There were two singles released for Y.M.C.A. One of them had The Women on the flipside

Oddly enough, I dragged a box of 45s in from the alley this morning, and it included this one. If anybody wants it, send me a memail.
posted by hydrophonic at 10:05 AM on August 3, 2013


Free, I should add.
posted by hydrophonic at 10:25 AM on August 3, 2013


(Also, I'd somehow never seen the video for "Y.M.C.A." before, and it made me nostalgic for '70s New York.)

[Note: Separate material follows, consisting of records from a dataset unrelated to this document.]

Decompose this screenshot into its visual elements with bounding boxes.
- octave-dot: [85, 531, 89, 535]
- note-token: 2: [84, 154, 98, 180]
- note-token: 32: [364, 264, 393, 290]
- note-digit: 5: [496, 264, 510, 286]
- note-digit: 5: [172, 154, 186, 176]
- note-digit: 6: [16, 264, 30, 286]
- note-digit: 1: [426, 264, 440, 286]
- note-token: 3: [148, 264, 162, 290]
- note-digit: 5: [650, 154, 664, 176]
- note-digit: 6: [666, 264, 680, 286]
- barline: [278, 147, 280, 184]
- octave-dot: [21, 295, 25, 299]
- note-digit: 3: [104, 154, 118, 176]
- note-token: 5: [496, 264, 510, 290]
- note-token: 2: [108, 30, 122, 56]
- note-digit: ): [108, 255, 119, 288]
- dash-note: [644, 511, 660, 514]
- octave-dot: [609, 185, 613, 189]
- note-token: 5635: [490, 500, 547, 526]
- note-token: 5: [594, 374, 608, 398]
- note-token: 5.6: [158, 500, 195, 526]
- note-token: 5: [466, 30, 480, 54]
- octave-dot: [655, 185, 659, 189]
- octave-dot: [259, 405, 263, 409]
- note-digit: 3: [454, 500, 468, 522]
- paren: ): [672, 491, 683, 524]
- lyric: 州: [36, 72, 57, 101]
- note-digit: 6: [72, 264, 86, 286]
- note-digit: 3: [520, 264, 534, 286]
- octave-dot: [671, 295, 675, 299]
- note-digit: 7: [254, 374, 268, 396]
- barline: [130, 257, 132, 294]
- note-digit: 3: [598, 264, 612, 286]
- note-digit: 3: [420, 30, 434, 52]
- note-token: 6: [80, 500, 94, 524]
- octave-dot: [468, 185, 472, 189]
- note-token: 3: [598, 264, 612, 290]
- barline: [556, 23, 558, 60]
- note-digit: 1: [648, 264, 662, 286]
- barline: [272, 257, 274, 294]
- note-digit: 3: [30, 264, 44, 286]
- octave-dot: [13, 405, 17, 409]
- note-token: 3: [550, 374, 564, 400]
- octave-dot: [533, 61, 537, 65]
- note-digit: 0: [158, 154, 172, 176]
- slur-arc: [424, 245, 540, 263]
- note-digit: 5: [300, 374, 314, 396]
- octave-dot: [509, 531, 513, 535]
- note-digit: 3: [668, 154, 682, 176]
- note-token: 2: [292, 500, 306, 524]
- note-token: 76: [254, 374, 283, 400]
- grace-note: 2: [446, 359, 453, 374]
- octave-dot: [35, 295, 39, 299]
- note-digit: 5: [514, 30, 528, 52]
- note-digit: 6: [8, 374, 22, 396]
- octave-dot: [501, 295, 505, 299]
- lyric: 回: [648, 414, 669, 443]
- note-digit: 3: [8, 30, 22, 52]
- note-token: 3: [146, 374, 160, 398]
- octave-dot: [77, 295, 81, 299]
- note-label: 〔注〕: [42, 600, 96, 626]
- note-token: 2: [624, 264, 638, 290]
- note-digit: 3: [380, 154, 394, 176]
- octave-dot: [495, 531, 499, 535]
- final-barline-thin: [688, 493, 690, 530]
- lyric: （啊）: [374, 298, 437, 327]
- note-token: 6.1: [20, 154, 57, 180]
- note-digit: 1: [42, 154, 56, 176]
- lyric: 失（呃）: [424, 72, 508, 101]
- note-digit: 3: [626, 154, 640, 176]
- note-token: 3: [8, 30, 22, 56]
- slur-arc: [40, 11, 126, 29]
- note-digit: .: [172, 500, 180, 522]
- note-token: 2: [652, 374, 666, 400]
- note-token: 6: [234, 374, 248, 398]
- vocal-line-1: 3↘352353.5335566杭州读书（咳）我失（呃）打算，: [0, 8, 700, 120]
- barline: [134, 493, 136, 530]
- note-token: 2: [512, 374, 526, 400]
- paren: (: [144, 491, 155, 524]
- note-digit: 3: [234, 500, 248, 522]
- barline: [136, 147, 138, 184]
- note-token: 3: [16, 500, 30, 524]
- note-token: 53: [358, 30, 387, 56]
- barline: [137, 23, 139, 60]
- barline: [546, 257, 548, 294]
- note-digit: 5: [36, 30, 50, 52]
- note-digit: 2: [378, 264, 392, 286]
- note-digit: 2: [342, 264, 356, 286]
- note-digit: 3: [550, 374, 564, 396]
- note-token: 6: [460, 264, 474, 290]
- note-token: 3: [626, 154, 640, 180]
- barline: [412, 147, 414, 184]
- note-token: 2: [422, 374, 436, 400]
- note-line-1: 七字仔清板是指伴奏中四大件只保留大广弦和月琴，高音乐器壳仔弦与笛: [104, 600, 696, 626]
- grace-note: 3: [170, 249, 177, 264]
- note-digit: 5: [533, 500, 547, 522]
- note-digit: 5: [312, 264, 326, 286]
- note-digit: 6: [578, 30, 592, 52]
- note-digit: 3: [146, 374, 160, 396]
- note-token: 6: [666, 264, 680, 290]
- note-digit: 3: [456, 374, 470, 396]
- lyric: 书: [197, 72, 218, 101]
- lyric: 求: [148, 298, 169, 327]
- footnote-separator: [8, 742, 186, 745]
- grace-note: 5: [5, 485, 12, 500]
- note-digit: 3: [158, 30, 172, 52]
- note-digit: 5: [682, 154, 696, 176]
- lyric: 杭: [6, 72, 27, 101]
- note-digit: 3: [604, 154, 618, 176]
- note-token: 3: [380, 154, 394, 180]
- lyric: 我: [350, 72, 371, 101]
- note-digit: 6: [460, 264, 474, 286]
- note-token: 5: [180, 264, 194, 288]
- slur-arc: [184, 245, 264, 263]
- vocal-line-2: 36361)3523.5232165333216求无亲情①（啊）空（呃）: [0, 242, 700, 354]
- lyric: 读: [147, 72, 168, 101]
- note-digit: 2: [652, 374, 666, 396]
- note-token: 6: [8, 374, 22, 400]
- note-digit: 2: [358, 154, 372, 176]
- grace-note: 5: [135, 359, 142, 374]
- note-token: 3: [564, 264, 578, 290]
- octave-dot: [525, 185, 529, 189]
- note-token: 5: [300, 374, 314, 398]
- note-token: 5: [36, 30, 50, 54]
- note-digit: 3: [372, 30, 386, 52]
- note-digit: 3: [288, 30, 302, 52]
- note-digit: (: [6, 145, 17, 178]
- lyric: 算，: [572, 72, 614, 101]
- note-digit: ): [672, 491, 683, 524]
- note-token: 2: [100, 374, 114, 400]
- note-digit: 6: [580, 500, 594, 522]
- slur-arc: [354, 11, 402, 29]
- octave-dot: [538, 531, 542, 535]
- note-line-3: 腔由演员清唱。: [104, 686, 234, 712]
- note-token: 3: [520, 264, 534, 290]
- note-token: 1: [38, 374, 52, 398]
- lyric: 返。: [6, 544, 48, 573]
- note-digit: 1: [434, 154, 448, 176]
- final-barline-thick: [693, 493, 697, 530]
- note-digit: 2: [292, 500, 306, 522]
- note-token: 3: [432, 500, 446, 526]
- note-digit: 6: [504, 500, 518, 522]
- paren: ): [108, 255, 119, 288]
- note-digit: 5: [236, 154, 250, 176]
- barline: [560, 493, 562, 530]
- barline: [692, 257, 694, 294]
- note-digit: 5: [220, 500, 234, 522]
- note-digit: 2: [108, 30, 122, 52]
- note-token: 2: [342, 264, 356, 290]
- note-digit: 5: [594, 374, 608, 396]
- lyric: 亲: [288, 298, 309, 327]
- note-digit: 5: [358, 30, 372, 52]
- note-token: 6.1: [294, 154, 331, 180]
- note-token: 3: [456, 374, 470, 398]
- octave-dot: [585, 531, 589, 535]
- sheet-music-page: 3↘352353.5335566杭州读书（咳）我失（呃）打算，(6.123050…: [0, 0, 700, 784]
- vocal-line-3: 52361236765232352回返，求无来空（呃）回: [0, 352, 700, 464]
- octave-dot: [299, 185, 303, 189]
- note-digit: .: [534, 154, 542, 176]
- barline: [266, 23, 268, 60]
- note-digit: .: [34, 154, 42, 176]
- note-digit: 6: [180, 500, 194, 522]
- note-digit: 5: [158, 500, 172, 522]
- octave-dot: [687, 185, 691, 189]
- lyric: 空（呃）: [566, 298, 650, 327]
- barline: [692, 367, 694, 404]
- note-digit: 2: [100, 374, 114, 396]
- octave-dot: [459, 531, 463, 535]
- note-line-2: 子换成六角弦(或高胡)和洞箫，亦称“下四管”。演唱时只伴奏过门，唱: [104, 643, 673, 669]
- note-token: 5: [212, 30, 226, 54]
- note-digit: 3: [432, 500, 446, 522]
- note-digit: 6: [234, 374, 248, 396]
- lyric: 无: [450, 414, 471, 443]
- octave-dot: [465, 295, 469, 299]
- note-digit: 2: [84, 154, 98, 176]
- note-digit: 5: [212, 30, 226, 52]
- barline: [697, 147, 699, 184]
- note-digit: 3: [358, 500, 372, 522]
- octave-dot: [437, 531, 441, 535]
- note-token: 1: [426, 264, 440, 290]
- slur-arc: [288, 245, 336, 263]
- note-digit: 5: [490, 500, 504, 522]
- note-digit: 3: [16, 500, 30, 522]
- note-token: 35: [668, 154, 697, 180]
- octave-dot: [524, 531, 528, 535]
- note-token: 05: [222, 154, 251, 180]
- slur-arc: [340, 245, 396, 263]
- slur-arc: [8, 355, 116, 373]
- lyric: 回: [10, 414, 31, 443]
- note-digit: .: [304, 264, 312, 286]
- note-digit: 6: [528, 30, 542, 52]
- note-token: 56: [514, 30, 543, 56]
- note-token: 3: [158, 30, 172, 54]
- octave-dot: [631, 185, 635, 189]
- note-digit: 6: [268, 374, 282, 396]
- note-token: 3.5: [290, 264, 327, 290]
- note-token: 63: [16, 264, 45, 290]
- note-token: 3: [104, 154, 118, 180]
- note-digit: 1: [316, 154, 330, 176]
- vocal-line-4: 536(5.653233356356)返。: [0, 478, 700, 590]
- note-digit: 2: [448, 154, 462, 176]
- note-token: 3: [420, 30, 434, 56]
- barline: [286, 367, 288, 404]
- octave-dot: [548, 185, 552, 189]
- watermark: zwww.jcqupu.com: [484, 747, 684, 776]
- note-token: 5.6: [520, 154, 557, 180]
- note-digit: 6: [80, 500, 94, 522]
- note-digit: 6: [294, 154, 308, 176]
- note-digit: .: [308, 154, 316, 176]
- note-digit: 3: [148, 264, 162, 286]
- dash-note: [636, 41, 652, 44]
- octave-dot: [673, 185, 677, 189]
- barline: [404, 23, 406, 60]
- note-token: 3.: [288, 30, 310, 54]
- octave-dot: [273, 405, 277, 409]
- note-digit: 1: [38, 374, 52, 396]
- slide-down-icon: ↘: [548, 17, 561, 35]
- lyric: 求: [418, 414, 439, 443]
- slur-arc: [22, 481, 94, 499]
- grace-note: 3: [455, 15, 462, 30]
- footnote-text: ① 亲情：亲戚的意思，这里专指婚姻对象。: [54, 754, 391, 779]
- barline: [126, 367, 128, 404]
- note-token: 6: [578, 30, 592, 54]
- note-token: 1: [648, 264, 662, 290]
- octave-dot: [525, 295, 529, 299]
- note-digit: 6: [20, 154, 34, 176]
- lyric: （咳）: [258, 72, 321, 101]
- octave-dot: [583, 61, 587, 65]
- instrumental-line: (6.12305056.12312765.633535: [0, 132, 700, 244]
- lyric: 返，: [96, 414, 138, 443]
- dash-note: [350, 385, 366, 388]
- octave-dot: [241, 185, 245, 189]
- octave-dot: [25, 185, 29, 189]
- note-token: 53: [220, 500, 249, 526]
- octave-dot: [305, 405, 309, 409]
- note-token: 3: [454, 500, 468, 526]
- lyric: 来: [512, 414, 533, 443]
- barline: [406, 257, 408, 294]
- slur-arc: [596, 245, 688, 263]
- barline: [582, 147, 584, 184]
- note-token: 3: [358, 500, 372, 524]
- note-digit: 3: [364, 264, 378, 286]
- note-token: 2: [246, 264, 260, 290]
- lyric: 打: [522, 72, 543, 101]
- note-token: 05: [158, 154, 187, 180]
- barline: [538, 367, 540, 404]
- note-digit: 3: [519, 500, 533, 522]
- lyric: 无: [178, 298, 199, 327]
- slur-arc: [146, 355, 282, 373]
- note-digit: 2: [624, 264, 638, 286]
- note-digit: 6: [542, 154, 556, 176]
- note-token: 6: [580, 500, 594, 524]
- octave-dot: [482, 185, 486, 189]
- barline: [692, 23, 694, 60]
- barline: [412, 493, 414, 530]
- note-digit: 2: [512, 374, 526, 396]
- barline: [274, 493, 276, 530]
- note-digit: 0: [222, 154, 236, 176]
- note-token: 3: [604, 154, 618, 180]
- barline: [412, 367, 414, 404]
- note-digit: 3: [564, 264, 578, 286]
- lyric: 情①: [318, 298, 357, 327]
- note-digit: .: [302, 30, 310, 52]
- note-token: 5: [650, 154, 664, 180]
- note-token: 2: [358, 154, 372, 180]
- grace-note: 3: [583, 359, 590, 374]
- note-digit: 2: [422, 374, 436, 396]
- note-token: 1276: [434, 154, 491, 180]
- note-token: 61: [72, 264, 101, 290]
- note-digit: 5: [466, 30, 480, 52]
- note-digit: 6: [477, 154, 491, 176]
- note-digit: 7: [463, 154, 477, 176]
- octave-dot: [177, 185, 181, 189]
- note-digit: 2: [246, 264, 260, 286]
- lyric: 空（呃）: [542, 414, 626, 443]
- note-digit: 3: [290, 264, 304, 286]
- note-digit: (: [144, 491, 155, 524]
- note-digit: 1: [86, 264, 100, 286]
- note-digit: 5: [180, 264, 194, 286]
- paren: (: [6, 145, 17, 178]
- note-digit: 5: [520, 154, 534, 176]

I hadn't seen it either til just now, and it made me wonder where the hell the doing-the-letters-with-your-arms dance came from if it's not in the original video.
posted by rollick at 10:53 AM on August 3, 2013


it made me wonder where the hell the doing-the-letters-with-your-arms dance came from if it's not in the original video.

As far as I know that came much later, I never saw it until the mid 80’s maybe, and by that time it was nostalgia camp. I’ve never seen the video or knew there was one, this was before videos being a common thing, I would bet hardly anyone had seen it at the time.

I’m still surprised that there were areas were people didn’t think they were gay. I was a teen at the time and the big rumor was "I heard all of them aren't gay".
posted by bongo_x at 8:35 PM on August 3, 2013


The article claims "a group of cheerleaders in the audience at Dick Clark’s American Bandstand...were the first people to spell out the letters with their arms" though who knows.

What the article doesn't mention, and what I try to mention everytime it comes up because it blew my mind the first time I heard it, is that Victor Willis, the straight lyricist and original cop, was also once Mr. Phylicia Rashad.
posted by MCMikeNamara at 12:38 AM on August 4, 2013 [2 favorites]


Fantastic article, thank you. The Village People will always have a place in my heart -- their movie is one of the first I remember seeing. A neighbour wanted to take her kids and me to a movie, and my parents told her I wouldn't be able to handle seeing Jaws.

(This is true. Thirty+ years later, I still haven't watched it.)

I don't know when I realised the Village People were mostly gay/gay stereotypes, but it was many years later. And I still have the cassette of the soundtrack somewhere!